ASQoL score performance was evaluated in terms of the test characteristic curve (TCC) and the precision of score measurement via the test information function (TIF). Additional assessments included estimates of test–retest reliability, validity, ability to detect change (responsiveness) and meaningful within-patient change (MWPC).
Test–retest reliability of the ASQoL responses was estimated correlating Baseline with Week 12 and Week 24 follow-up data. Test–retest reliability was estimated in a group of stable patients, defined as those patients with no change in PGIC, PtGADA (defined as a change in scores between ±1 point), or PhGADA (defined as a change in score between ±15 points). The analysis was based on the two-way random intraclass correlation coefficient (ICC[2, 1]) [
45] with estimates of at least 0.7 prespecified as indicating acceptable reproducibility of scores. Given the length of the retest interval and the fact that the retest interval spanned the interventional period of the randomized trial, the evidence presented for test–retest reliability could better be described as long-term stability. To remain consistent with regulatory review and interaction, in this manuscript we retain the description of this evidence as test–retest reliability.
Concurrent validity (both convergent and divergent) was estimated at baseline via Spearman correlations within the nr-axSpA population with objective signs of inflammation. Sensitivity analyses were conducted at Weeks 12 and 24. Convergent validity estimates were obtained by correlating ASQoL total scores and those of the BASDAI, BASFI, PtGADA, PhGADA, total and nocturnal spinal pain numeric rating scales, and the ASDAS composite score. Divergent validity estimates were obtained by correlating the ASQoL total scores with the physical functioning and physical component scores of the SF-36v2. The ability of the tests to detect change was also determined from the Spearman correlation coefficient for change in scores from Baseline to Week 12 and to Week 24 for ASQoL versus other PRO measures. In all cases correlations ≥|0.4| met the prespecified criterion for acceptable validity.
Known-groups validity evidence was generated at Baseline, Week 12 and Week 24. Scores from the PhGADA and ASDAS were dichotomized (median split and cut at 2.1, respectively) to define known groups. The mean differences in ASQoL score between the known groups for each measure were analyzed using analysis of variance (ANOVA).
MWPC was estimated by both distribution and anchor-based methods. Given regulatory emphasis on anchor-based methods, only anchor-based evidence is reported.
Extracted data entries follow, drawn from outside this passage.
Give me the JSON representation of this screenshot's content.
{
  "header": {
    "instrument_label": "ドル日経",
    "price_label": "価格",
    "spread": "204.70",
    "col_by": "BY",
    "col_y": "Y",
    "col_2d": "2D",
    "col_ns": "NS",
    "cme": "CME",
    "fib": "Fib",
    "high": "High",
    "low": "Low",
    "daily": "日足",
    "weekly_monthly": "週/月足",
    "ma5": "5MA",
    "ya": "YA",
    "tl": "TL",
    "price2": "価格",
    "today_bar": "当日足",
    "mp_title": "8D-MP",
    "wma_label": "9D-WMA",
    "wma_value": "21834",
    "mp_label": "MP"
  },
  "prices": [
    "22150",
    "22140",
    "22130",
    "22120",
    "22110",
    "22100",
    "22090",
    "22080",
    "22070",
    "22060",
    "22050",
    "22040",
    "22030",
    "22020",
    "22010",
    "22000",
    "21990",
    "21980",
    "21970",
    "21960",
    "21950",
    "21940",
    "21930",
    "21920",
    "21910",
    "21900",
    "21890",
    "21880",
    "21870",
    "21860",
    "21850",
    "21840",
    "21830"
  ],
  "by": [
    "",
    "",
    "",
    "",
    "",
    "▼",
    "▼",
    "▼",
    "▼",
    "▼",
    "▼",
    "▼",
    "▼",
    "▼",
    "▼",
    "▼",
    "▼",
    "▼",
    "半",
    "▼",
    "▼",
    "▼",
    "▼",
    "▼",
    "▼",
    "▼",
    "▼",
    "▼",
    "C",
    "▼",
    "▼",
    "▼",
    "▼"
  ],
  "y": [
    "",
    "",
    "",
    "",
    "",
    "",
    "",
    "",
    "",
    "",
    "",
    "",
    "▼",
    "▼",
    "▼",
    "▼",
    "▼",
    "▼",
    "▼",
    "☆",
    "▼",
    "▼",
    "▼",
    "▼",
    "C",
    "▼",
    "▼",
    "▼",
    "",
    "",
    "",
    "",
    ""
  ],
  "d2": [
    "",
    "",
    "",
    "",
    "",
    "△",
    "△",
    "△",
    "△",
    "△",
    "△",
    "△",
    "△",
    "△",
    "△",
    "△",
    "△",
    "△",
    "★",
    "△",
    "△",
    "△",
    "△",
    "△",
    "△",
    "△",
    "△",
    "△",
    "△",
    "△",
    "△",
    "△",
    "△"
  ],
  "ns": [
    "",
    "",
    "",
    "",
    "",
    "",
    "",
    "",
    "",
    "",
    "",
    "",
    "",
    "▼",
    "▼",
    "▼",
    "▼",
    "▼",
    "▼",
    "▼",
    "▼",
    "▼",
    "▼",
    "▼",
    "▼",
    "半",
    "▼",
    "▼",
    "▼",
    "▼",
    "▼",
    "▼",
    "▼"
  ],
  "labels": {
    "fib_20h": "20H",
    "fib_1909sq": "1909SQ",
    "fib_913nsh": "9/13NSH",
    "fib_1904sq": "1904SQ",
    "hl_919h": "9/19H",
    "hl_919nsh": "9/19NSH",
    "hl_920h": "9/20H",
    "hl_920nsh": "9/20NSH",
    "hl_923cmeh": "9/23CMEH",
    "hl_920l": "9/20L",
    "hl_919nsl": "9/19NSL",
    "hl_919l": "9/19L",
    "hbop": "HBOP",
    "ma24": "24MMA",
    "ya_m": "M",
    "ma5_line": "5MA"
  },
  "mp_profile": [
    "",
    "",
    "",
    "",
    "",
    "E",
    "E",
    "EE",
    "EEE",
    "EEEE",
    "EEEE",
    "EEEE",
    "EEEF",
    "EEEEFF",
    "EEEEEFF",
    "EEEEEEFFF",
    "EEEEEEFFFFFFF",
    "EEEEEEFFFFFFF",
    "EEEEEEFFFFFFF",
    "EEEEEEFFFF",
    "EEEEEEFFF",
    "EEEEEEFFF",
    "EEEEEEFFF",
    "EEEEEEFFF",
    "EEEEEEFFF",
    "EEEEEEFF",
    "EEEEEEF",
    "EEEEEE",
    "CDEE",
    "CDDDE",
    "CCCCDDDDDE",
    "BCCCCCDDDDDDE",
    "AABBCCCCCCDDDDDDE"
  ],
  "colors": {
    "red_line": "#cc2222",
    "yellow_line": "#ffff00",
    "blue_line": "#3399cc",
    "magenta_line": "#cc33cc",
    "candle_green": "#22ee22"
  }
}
The anchor-based method for MWPC estimation was based on patients whose change in ASQoL score between Baseline and Week 12 and Week 24 was equal to or greater than the estimated median change in ASQoL score in patients with a PGIC of 6 (moderate improvement) or 5 (minimal improvement). In addition, the MWPC point estimate was validated via empirical cumulative distribution functions (eCDFs) and 95% Clopper-Pearson confidence bands for change in ASQoL score from Baseline, stratified by PGIC strata (no change, minimal improvement, moderate improvement, marked improvement).
All analyses used observed case data only; no imputation of missing values was undertaken.
MPMs were conducted using FlexMIRT version 3.5 (Vector Psychometric Group). All other analyses were performed using a combination of Statistical Analysis Software version 9.4 (SAS® Institute Inc., Cary, NC) and R statistical software version 3.4.3 (R Development Core Team).